Thursday, May 31, 2018

I Am Thinking & I Think

Thinking is underutilized. 

My best thinking is done when I walk around the office as if I am in a daze. The wheels are almost always turning so the dazed-look is well deserved and hard-earned. When, during this process, I come to some conclusion, the dazed look will disappear and I am back to digging and doing. 

I really should do more thinking in an environment where people don't view me as milling around. Maybe I am sending the wrong message because I am not in the figurative ditch, feverishly thinking. But the process of thinking is extremely valuable and productive. When I think I can come to reasonable conclusions (hopefully) and make a decision to either draw a line or get help. Either way, the thinking leads me to some meaningful action and discourages the, ready-fire-aim, knee-jerk reaction.
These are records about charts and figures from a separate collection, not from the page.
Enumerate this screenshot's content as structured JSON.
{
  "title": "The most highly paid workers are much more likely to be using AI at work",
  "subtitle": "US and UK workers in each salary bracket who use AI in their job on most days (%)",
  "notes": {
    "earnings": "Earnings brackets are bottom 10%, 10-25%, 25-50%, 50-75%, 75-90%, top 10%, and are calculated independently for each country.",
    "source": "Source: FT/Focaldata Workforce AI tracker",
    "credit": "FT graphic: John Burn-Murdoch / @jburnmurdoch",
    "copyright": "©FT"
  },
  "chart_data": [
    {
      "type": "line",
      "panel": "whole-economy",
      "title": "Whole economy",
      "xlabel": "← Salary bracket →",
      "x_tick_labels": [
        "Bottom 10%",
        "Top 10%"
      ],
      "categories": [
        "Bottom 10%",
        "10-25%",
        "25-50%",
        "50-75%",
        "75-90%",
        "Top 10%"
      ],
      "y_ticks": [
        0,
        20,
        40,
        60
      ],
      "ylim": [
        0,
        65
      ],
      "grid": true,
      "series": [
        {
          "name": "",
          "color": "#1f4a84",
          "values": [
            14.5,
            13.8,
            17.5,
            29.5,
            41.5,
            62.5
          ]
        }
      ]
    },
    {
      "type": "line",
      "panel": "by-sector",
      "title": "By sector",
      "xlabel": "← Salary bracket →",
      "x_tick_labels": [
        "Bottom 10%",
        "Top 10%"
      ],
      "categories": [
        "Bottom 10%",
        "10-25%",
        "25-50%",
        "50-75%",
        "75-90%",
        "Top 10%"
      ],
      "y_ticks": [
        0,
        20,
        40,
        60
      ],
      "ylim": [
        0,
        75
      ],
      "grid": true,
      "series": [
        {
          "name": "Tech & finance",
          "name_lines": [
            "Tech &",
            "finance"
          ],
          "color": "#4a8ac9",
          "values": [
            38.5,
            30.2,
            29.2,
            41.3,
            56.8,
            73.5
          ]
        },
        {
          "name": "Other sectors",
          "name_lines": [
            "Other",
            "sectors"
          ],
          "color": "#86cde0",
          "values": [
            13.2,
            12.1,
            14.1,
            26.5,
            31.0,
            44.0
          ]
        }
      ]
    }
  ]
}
 A good and very successful friend goes in an hour early, every day, just so he can think!

Thinking is underutilized, "I think" is over utilized.

Here, we teach that there is room for opinions in our business discussions, but not much. What you think is not helpful, what you know is invaluable. 

People really don't care what you think and I am high on that list. People care deeply about what you know supported by what you can prove. Sure, people will be nice and considerate when you espouse your opinions, but they have their limits, so don't waste their time or yours. 

"Better to remain silent and be thought a fool than to speak and to remove all doubt.
— ABRAHAM LINCOLN.




Wednesday, May 9, 2018

Passion or Performance

Passion will take you to performance. Performance will not take you to passion. Passion is a choice, performance is not. There is a clear difference between passion and performance. A difference that if you don't have passion, you will not notice. Nor will anyone else. If you have passion the difference is breathtaking!

Passion is hot. Set yourself on fire and people will come from miles away to watch you burn.

Performance is dry and cold and without passion. Passion will drive you to take action and increase your levels of activity in order to reach the next milestone. Passion requires love for what you are doing. Passion is not risk averse.

Performance will never be enough to make you stand out and be remembered. Performance is a has-been. Passion is a will-do. 

Passion will get you out of bed in the morning and have you running headstrong into the issues and opportunities you will face during the day. Performance will expect you to get out of bed but will only suggest that you move. Performance will not fan the flames of accomplishment.

Passion will have you demonstrable, to a point of lunacy, when you experience even the smallest victories or learn something new. Performance will plod along stepping boringly through the labyrinth of ho-hum tasks that must be done to get something, anything done.

Passion is absolutely necessary in order to be extraordinary. Performance is ordinary. If you want to be extraordinary, you have to first, stop being ordinary and passion will drive you to that place where you are not like everybody else. Let everybody else be like everybody else.

The common illusion is that to be extraordinary you have to work all the time and fully devote all of your energies to the endeavor. That is not the case. What you have to do is make the most of the time you have when you are working. Don't think of reasons you can't so something, rather think of reasons you can, and passion will lead you to that kind of thinking.